France in a Lather as President Takes a Swipe at Cushy Benefits

Sarko is many things, but he is courageous to take on the battle.

Since 1860, when Napoleon III appropriated this ancient Roman spa at the foot of the Alps for his empire, the National Baths of Aix-les-Bains have been a symbol of France's cushy health-care system.

Ah, tradition.

These days, however, Aix-les-Bains is in hot water. Vowing to trim the fat in France's bloated public sector, President Nicolas Sarkozy has announced 23,000 civil-service job cuts. That includes half the spa's 165 state-employed physiotherapists.

165 physiotherapists in one place, government employees.

France has the same number of passport-control officers it had 15 years ago, even though border controls for travelers within most of the European Union have been abolished, Mr. Sarkozy scoffed in a recent speech. There are 721 French diplomats in the former colony of Senegal, which has a population of about 12.5 million, and only 271 in India. "How is that normal?" the French president asked in another speech.

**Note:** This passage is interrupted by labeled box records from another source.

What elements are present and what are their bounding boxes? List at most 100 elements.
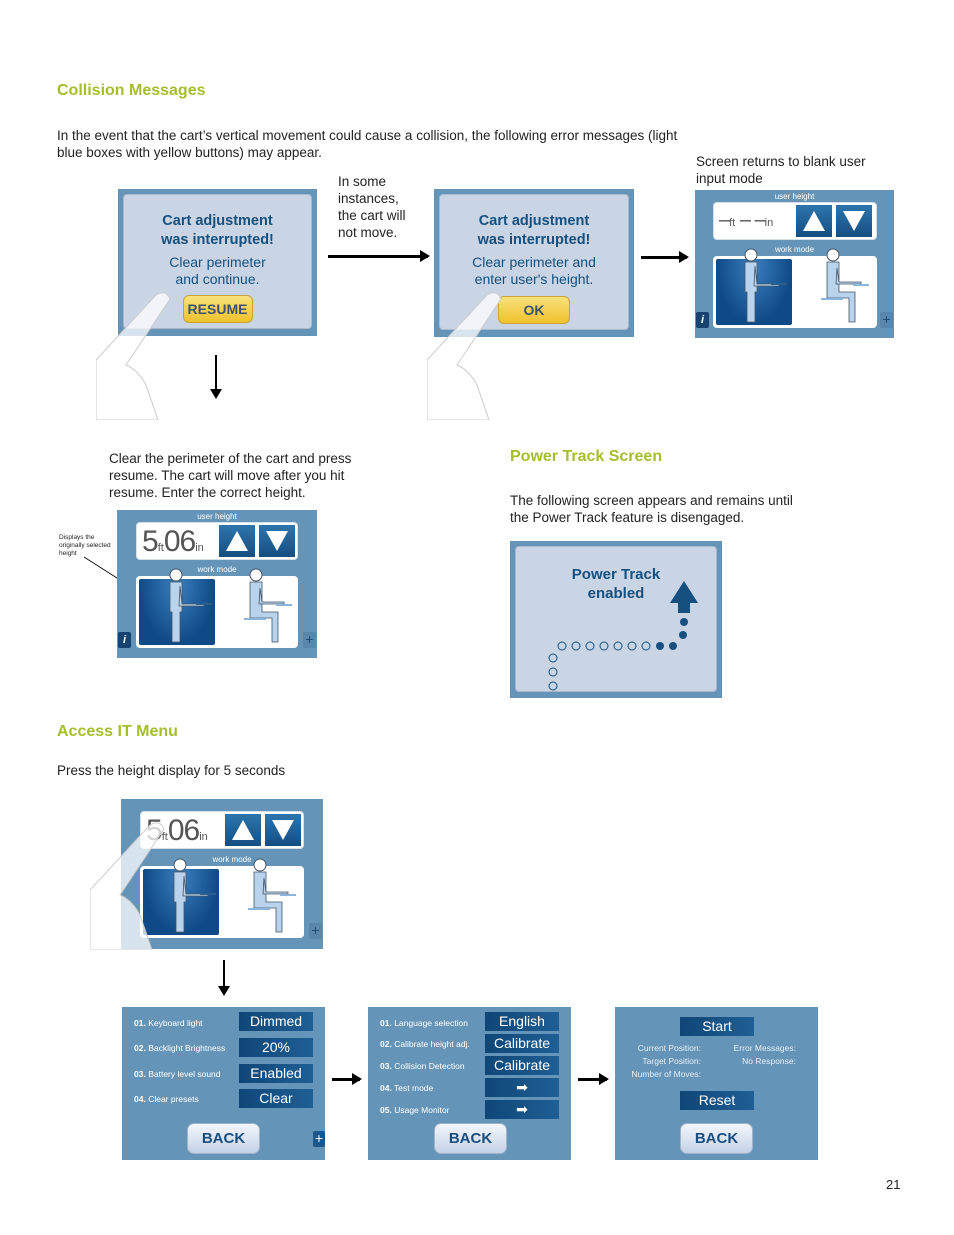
position-stats: Current Position: Target Position: Numbe… [632, 1042, 701, 1081]
in-unit: in [764, 217, 774, 229]
arrow-down-icon [218, 960, 230, 996]
ft-unit: ft [729, 217, 736, 229]
backlight-brightness-button[interactable]: 20% [239, 1038, 313, 1057]
start-button[interactable]: Start [680, 1017, 754, 1036]
access-menu-page-2: 01. Language selection English 02. Calib… [368, 1007, 571, 1160]
collision-dialog: Cart adjustment was interrupted! Clear p… [439, 194, 629, 330]
access-heading: Access IT Menu [57, 723, 178, 740]
no-response-label: No Response: [742, 1056, 796, 1066]
in-unit: in [199, 831, 208, 843]
dialog-message: Clear perimeter and enter user's height. [472, 254, 596, 287]
menu-item-label: 04. Clear presets [134, 1094, 199, 1104]
menu-item-label: 01. Language selection [380, 1018, 468, 1028]
work-mode-selector [713, 256, 877, 328]
power-track-dots-icon [548, 581, 698, 691]
menu-item-label: 04. Test mode [380, 1083, 434, 1093]
menu-item-label: 03. Collision Detection [380, 1061, 465, 1071]
inches-value: – – [739, 209, 766, 231]
ok-button[interactable]: OK [498, 296, 570, 324]
note-no-move: In some instances, the cart will not mov… [338, 174, 406, 240]
dialog-title: Cart adjustment was interrupted! [161, 213, 274, 248]
access-text: Press the height display for 5 seconds [57, 763, 286, 778]
clear-presets-button[interactable]: Clear [239, 1089, 313, 1108]
arrow-down-icon [210, 355, 222, 399]
power-track-screen: Power Track enabled [510, 541, 722, 698]
back-button[interactable]: BACK [680, 1123, 753, 1154]
power-track-text: The following screen appears and remains… [510, 493, 793, 525]
blank-height-screen: user height –ft – –in work mode i + [695, 190, 894, 338]
menu-item-label: 02. Backlight Brightness [134, 1043, 226, 1053]
height-down-button[interactable] [259, 525, 295, 557]
collision-dialog-screen-1: Cart adjustment was interrupted! Clear p… [118, 189, 317, 336]
target-position-label: Target Position: [642, 1056, 701, 1066]
sitting-person-icon[interactable] [236, 568, 296, 648]
height-down-button[interactable] [265, 814, 301, 846]
plus-button[interactable]: + [313, 1131, 325, 1147]
arrow-right-icon [578, 1073, 609, 1085]
language-button[interactable]: English [485, 1012, 559, 1031]
height-up-button[interactable] [225, 814, 261, 846]
height-up-button[interactable] [219, 525, 255, 557]
work-mode-selector [140, 866, 304, 938]
arrow-right-icon [641, 251, 689, 263]
collision-dialog-screen-2: Cart adjustment was interrupted! Clear p… [434, 189, 634, 337]
test-mode-arrow-button[interactable]: ➡ [485, 1078, 559, 1097]
inches-value: 06 [167, 814, 200, 847]
in-unit: in [195, 542, 204, 554]
error-stats: Error Messages: No Response: [734, 1042, 796, 1068]
back-button[interactable]: BACK [187, 1123, 260, 1154]
usage-monitor-arrow-button[interactable]: ➡ [485, 1100, 559, 1119]
plus-button[interactable]: + [309, 923, 322, 939]
power-track-heading: Power Track Screen [510, 448, 663, 465]
height-screen-press: 5ft06in work mode + [121, 799, 323, 949]
reset-button[interactable]: Reset [680, 1091, 754, 1110]
plus-button[interactable]: + [880, 312, 893, 328]
resume-button[interactable]: RESUME [182, 295, 253, 323]
menu-item-label: 05. Usage Monitor [380, 1105, 450, 1115]
feet-value: – [719, 209, 730, 231]
dialog-title: Cart adjustment was interrupted! [477, 213, 591, 248]
height-down-button[interactable] [836, 205, 872, 237]
number-of-moves-label: Number of Moves: [631, 1069, 701, 1079]
height-display[interactable]: 5ft06in [140, 811, 304, 849]
calibrate-height-button[interactable]: Calibrate [485, 1034, 559, 1053]
collision-heading: Collision Messages [57, 82, 206, 99]
error-messages-label: Error Messages: [733, 1043, 796, 1053]
back-button[interactable]: BACK [434, 1123, 507, 1154]
feet-value: 5 [142, 525, 159, 558]
battery-sound-button[interactable]: Enabled [239, 1064, 313, 1083]
info-button[interactable]: i [696, 312, 709, 328]
user-height-label: user height [774, 192, 815, 201]
current-position-label: Current Position: [637, 1043, 701, 1053]
sitting-person-icon[interactable] [240, 858, 300, 938]
standing-person-icon [733, 248, 793, 328]
usage-monitor-screen: Start Current Position: Target Position:… [615, 1007, 818, 1160]
height-display[interactable]: 5ft06in [136, 522, 298, 560]
calibrate-collision-button[interactable]: Calibrate [485, 1056, 559, 1075]
menu-item-label: 01. Keyboard light [134, 1018, 203, 1028]
power-track-dialog: Power Track enabled [515, 546, 717, 692]
plus-button[interactable]: + [303, 632, 316, 648]
work-mode-selector [136, 576, 298, 648]
menu-item-label: 03. Battery level sound [134, 1069, 221, 1079]
height-screen: user height 5ft06in work mode i + [117, 510, 317, 658]
access-menu-page-1: 01. Keyboard light Dimmed 02. Backlight … [122, 1007, 325, 1160]
collision-intro: In the event that the cart’s vertical mo… [57, 128, 678, 160]
page-number: 21 [886, 1177, 901, 1192]
standing-person-icon [158, 568, 218, 648]
arrow-right-icon [328, 250, 430, 262]
info-button[interactable]: i [118, 632, 131, 648]
collision-dialog: Cart adjustment was interrupted! Clear p… [123, 194, 312, 329]
menu-item-label: 02. Calibrate height adj. [380, 1039, 470, 1049]
inches-value: 06 [163, 525, 196, 558]
height-display[interactable]: –ft – –in [713, 202, 877, 240]
keyboard-light-button[interactable]: Dimmed [239, 1012, 313, 1031]
sitting-person-icon[interactable] [813, 248, 873, 328]
dialog-message: Clear perimeter and continue. [169, 254, 266, 287]
note-returns: Screen returns to blank user input mode [696, 154, 866, 186]
arrow-right-icon [332, 1073, 362, 1085]
collision-after-text: Clear the perimeter of the cart and pres… [109, 451, 352, 500]
height-up-button[interactable] [796, 205, 832, 237]
user-height-label: user height [197, 512, 237, 521]
feet-value: 5 [146, 814, 163, 847]
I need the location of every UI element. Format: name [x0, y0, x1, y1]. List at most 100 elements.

He might not be telling the whole story, but he is spot-on with this: 721 diplomats in Senegal? 1 for every 17,000 people. Aich!

Teachers and parents took to the streets several times in recent months to protest a plan to cut 11,000 teaching jobs this year. The government says there are fewer children to teach today in France than there were a decade ago. Opponents say students will be deprived of important subjects such as Greek and Latin.

Greek and Latin today?

At Aix-les-Bains, all the physiotherapists are paid to work full time all year, even though the resort fills up mainly in summer. In an attempt to keep them busy throughout the year, the spa redeploys many to the reception desk or the cloakroom. The decline in business has been so bad for the therapists' morale, says Ms. Claret, that 27 are currently on sick leave, most of them for depression.

If there aren't enough customers, does redeploying physiotherapists to the cloakroom make any sense? Never mind the sick leaves.

Protesting the planned job cuts at Aix-les-Bains has become a matter of national pride. In the late 19th century, the spa was a fashionable haunt for the European aristocracy, including Napoleon III's wife Eugénie and Britain's Queen Victoria.

The Thermes Nationaux became a French household name in 1947 when "La Sécurité Sociale," France's national health-care-insurance system, agreed to foot the bill for spa treatments if patients had doctors' prescriptions.

An empress and an English queen; national pride?

Over the years, visitors have also abused the system, essentially getting France's national health insurance to foot the bill for all-expense-paid spa vacations. "For many people, it's like a free holiday," says Ms. Surmont, who says all her mud wraps and massages were properly prescribed by a doctor to soothe her ailing back. "Some patients go shopping in the afternoon. They're hardly in pain."

Point made.

Yet because the civil-servant status of the physiotherapists protects them from being immediately dismissed, the spa has asked that 47 resign voluntarily by a Dec. 31 deadline. The snag: Physiotherapists have virtually no chance of finding similar jobs elsewhere, because their state diploma is valid only at the Aix-les-Bains spa.

Not a very valuable, or marketable, degree.